Osama was an “Operator” for the United States: Zardari

Infowars
May 10, 2009

In the interview here, NBC's David Gregory completely ignores Pakistan President Asif Ali Zardari when he declares that Osama bin Laden was an "operator" for the United States. Gregory wants to know if Zadari believes Osama is alive. He wants to know why Pakistan has not gone after Bin Laden.

Before "everything changed" on September 11, 2001, the corporate media published truthful stories about Osama bin Laden and his relationship with the CIA. "As his unclassified CIA biography states, bin Laden left Saudi Arabia to fight the Soviet army in Afghanistan after Moscow's invasion in 1979. By 1984, he was running a front organization known as Maktab al-Khidamar — the MAK — which funneled money, arms and fighters from the outside world into the Afghan war," Michael Moran wrote for MSNBC on August 24, 1998. "What the CIA bio conveniently fails to specify (in its unclassified form, at least) is that the MAK was nurtured by Pakistan's state security services, the Inter-Services Intelligence agency, or ISI, the CIA's primary conduit for conducting the covert war against Moscow's occupation."

The CIA's intimate relationship with Osama bin Laden came to light during a the trial of Mohamed Rashed Daoud al-'Owhali and Khalfan Khamis Mohamed for the 1998 bombings of two American Embassies in Africa. Giles Foden wrote about the "deep and insidious connection" between Osama bin Laden and the CIA on September 13, 2001, for the Guardian.

"FBI investigators examining the embassy bombing sites in Nairobi and Dar es Salaam discovered that evidence led to military explosives from the US Army, and that these explosives had been delivered three years earlier to Afghan Arabs, the infamous international volunteer brigades involved side by side with bin Laden during the Afghan war against the Red Army," Alexandra Richard wrote for Le Figaro on October 11, 2001.

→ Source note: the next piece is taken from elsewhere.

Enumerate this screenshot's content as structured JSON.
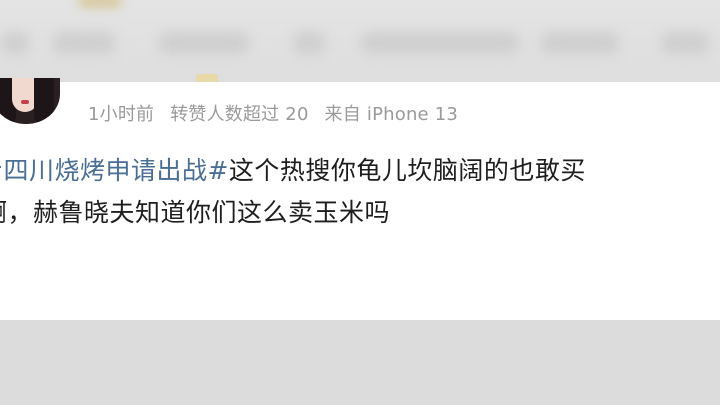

In the same article Richard reports that a CIA agent met with Osama bin Laden at the American Hospital in Dubai in July, 2001, where the terrorist underwent surgery. "While he was hospitalized, bin Laden received visits from many members of his family as well as prominent Saudis and Emiratis. During the hospital stay, the local CIA agent, known to many in Dubai, was seen taking the main elevator of the hospital to go to bin Laden's hospital room."

Not only did the CIA and its ISI partner create MAK and ultimately what the corporate media would call al-Qaeda, they also created the Taliban, although you won't read that in the New York Times. The ISI organized and the United States, Britain, and the Saudis funded the madrassas (religious schools) that nurtured the fanatical Wahhabi Taliban. "They were literally the orphans of war [a war orchestrated by Zbigniew Brzezinski against the Soviets], the rootless and restless, the jobless and the economically deprived with little self-knowledge. They admired war because it was the only occupation they could possibly adapt to. Their simple belief in a messianic, puritan Islam which had been drummed into them by simple village mullahs was the only prop they could hold on to and which gave their lives some meaning," writes Phil Gasper.

NBC's David Gregory might want to ask the CIA or maybe Robert Gates about the whereabouts of Osama bin Laden (the current secretary of defense basically ran the Osama operation through Pakistan's ISI back in the day when he was Deputy Assistant to the President for National Security Affairs and then CIA director under Bush Senior).

Gregory and NBC are merely setting the stage for Obama's increased meddling in Pakistan. Part of that effort is to make Asif Ali Zadari look like he is hiding Osama bin Laden and protecting the perennial bogeyman, al-Qaeda.

Zadari, however, knows the truth and is not afraid to speak it on American television: Osama bin Laden was an "operative" for the United States.